Libraries and Versions
Name: playwright
Version: 1.48.0
Name: beautifulsoup4
Version: 4.13.3
AUTHOR
I’m Anusha P O, Data Science Intern at Datahut. I specialize in building smart scraping systems that automate large-scale data collection from complex e-commerce sites like Amazon. In this blog, I walk you through how we extracted and structured thousands of product listings from Amazon’s dog food section using Playwright, SQLite, and asynchronous Python workflows—turning vast amounts of raw HTML into clean, analysis-ready datasets.
At Datahut, we help businesses unlock the full potential of web data by designing robust, scalable scraping solutions tailored for competitive intelligence, pricing analysis, and product visibility tracking. If you’re exploring data-driven strategies for e-commerce or product research, reach out via the chat widget on the right. Let’s work together to transform your data needs into actionable insights.
FAQs
1. Is it legal to scrape Amazon dog-food product data using Python libraries?
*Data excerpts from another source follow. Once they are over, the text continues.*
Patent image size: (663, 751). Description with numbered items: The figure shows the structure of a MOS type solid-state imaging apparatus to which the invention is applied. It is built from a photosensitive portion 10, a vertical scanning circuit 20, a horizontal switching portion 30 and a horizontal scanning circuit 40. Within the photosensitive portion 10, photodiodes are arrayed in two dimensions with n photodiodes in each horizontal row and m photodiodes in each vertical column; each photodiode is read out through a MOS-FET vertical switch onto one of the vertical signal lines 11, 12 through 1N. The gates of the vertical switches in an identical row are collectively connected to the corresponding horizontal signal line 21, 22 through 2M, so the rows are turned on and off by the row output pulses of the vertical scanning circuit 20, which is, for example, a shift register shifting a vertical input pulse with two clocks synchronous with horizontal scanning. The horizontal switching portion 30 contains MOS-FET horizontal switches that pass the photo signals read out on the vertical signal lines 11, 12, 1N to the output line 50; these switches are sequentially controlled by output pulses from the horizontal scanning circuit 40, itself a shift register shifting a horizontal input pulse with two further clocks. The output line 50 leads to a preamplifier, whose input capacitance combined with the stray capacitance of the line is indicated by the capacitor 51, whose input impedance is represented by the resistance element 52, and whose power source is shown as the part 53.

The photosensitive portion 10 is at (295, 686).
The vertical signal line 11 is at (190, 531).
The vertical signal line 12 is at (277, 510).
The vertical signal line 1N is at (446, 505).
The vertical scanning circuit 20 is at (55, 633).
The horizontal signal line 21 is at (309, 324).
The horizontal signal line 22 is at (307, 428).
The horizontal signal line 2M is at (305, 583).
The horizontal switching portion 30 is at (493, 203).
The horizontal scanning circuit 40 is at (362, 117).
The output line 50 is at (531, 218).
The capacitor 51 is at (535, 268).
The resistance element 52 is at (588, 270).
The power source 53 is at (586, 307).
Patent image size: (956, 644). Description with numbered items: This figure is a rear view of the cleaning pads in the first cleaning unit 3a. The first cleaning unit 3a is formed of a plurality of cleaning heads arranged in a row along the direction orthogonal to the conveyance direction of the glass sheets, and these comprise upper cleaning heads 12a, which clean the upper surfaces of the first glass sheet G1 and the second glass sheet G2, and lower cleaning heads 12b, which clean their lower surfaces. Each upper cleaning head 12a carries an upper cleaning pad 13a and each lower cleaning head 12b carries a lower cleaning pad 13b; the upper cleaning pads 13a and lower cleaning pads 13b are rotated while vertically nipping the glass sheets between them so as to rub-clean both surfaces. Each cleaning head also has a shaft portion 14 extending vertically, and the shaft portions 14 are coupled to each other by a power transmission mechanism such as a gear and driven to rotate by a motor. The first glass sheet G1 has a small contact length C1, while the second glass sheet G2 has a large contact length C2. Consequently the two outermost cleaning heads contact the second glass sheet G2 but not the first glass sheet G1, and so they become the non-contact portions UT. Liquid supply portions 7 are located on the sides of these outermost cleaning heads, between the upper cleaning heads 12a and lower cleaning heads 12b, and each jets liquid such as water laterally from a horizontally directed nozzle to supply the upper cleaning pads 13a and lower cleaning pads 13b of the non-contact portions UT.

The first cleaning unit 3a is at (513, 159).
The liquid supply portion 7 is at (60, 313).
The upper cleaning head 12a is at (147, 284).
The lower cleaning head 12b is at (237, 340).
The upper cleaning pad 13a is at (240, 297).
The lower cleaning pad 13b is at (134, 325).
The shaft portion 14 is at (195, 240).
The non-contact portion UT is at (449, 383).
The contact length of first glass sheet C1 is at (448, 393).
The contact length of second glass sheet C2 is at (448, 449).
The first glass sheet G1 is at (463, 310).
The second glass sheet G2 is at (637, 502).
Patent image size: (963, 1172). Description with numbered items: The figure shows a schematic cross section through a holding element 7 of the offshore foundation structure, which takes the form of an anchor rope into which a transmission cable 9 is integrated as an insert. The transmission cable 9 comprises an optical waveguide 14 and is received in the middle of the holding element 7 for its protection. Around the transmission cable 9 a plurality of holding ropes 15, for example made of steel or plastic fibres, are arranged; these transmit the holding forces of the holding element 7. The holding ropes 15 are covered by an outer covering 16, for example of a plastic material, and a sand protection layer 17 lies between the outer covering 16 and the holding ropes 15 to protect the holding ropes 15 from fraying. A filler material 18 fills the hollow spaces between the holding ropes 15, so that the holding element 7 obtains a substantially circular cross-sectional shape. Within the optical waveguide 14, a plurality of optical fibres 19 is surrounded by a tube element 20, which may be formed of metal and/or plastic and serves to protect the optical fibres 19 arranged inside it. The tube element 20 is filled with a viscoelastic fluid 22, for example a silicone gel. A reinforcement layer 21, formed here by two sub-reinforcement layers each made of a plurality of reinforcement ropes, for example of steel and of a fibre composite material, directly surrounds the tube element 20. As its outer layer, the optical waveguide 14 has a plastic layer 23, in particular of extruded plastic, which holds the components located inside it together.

Scraping Amazon must be done carefully, as Amazon’s Terms of Service restrict automated scraping. To stay compliant, focus on publicly available data, respect robots.txt, and avoid overloading servers. For commercial use, consider Amazon’s official APIs.
2. Which Python libraries are best for scraping Amazon dog-food product listings?
Popular libraries include Requests for sending HTTP requests, BeautifulSoup for parsing HTML, Scrapy for large-scale crawling, and Selenium or Playwright for handling dynamic content like JavaScript-rendered pages.
3. Can I scrape product details like price, reviews, and ratings for Amazon dog-food items?
Yes, you can extract details such as product title, price, ratings, number of reviews, brand, and ingredients. However, prices and stock change frequently, so it’s important to schedule your scraper to run at regular intervals for updated data.
4. How do I avoid getting blocked while scraping Amazon?
Use techniques like rotating user agents, proxy servers, and adding random delays between requests. Also, keep your scraping rate slow to mimic human browsing and reduce the risk of CAPTCHAs or IP bans.
5. What are the real-world applications of scraping Amazon dog-food data?
Scraped data can help with price comparison, market trend analysis, competitor monitoring, customer sentiment analysis through reviews, and inventory optimization for pet product retailers and e-commerce businesses.